Well, for those who know me, or of me, the answer is quite simple... just "cp" the data from your camera to the Web. And I've now got this working on the n900. I tried the front camera too, but unfortunately it comes out quite underexposed on in house shots.

To read the camera, libferris uses gstreamer. Because there are a whole bunch of ways you might like to read information, frame rates, transcodings etc, you use a file in your ~/.ferris directory to tell libferris how to create virtual files for your input hardware like so:

cat ~/.ferris/gstreamer.xml
<file name="live.jpg">
v4l2src num-buffers=1
! videorate ! video/x-raw-yuv,framerate=\(fraction\)3/1
! ffmpegcolorspace ! jpegenc
! appsink name=sink

Those with a keen eye will notice that the live.jpg is generated with the same thing you can use in gst-launch to create a jpeg image.
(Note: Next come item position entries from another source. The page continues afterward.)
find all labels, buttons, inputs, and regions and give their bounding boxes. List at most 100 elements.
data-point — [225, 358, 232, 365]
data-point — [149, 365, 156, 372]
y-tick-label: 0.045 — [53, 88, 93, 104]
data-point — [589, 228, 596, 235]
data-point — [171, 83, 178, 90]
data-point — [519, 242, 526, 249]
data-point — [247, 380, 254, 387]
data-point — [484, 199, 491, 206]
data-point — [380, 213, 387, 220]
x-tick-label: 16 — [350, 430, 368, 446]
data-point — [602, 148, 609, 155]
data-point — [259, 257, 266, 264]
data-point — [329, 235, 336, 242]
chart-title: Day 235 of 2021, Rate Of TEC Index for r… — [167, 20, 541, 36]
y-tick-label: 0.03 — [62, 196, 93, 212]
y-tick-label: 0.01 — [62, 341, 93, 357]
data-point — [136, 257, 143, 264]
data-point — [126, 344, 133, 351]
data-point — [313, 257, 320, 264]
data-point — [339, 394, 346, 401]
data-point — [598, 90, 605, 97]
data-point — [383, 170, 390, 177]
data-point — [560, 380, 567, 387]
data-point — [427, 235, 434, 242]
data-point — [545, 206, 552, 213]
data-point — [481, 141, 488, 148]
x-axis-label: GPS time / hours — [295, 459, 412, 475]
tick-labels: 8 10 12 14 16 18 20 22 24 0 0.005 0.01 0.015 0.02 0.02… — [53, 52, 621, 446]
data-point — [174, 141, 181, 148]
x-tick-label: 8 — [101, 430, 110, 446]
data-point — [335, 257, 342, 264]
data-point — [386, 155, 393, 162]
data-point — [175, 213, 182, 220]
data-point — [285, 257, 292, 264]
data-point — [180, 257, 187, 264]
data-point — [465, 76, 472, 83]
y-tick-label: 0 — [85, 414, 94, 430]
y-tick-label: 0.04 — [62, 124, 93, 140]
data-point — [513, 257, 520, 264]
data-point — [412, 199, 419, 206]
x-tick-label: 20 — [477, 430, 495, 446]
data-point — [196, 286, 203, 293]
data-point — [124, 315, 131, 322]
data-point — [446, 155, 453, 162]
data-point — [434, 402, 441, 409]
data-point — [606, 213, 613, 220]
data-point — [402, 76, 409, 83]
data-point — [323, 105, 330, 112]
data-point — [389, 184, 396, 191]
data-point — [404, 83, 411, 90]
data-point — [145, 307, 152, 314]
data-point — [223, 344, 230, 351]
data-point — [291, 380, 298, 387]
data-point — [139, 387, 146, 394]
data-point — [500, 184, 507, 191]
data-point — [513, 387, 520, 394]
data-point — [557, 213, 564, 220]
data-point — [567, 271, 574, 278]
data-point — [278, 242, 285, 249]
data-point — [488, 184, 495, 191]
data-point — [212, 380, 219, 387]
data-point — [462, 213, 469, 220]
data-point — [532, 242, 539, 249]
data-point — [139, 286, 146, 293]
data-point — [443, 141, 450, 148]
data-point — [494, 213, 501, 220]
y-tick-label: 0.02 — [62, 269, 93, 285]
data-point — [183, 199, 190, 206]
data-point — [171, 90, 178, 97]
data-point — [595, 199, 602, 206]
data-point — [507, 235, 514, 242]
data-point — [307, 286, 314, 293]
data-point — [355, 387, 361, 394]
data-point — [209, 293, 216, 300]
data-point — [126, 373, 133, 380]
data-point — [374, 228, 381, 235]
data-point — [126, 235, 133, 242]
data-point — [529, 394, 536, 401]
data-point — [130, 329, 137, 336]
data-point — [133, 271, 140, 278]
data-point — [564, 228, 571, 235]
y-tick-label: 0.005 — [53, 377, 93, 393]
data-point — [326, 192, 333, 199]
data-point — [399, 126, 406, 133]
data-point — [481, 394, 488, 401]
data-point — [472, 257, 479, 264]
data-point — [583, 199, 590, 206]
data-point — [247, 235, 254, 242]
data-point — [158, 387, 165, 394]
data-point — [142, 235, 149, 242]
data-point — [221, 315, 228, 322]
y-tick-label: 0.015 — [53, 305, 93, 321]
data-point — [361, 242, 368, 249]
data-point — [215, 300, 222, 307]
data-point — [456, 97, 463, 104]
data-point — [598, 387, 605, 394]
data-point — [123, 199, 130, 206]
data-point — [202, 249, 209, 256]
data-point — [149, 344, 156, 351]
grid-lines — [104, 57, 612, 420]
The final element is an appsink which is where libferris gets the bytes from. I made that last element explicit because you can tee the data in gstreamer and do other things to have multiple end points.

Then to take a photo and put it up on the net:

$ fcat gstreamer://capture/live.jpg >| /Card/tmp/out.jpg
$ ferriscp gstreamer://capture/live.jpg 23hq://monkeyiq/upload

Of course, the fcat line above hints that you can use ssh to grab an image from the n900 to your laptop or server and upload it from there. See the ferris-capplet-auth for how to authenticate with the web sites and also how to have libferris scale before upload (optional) and what privacy settings to add during upload.

Next up is using the vimeo and youtube mounting in libferris to stream video to the net.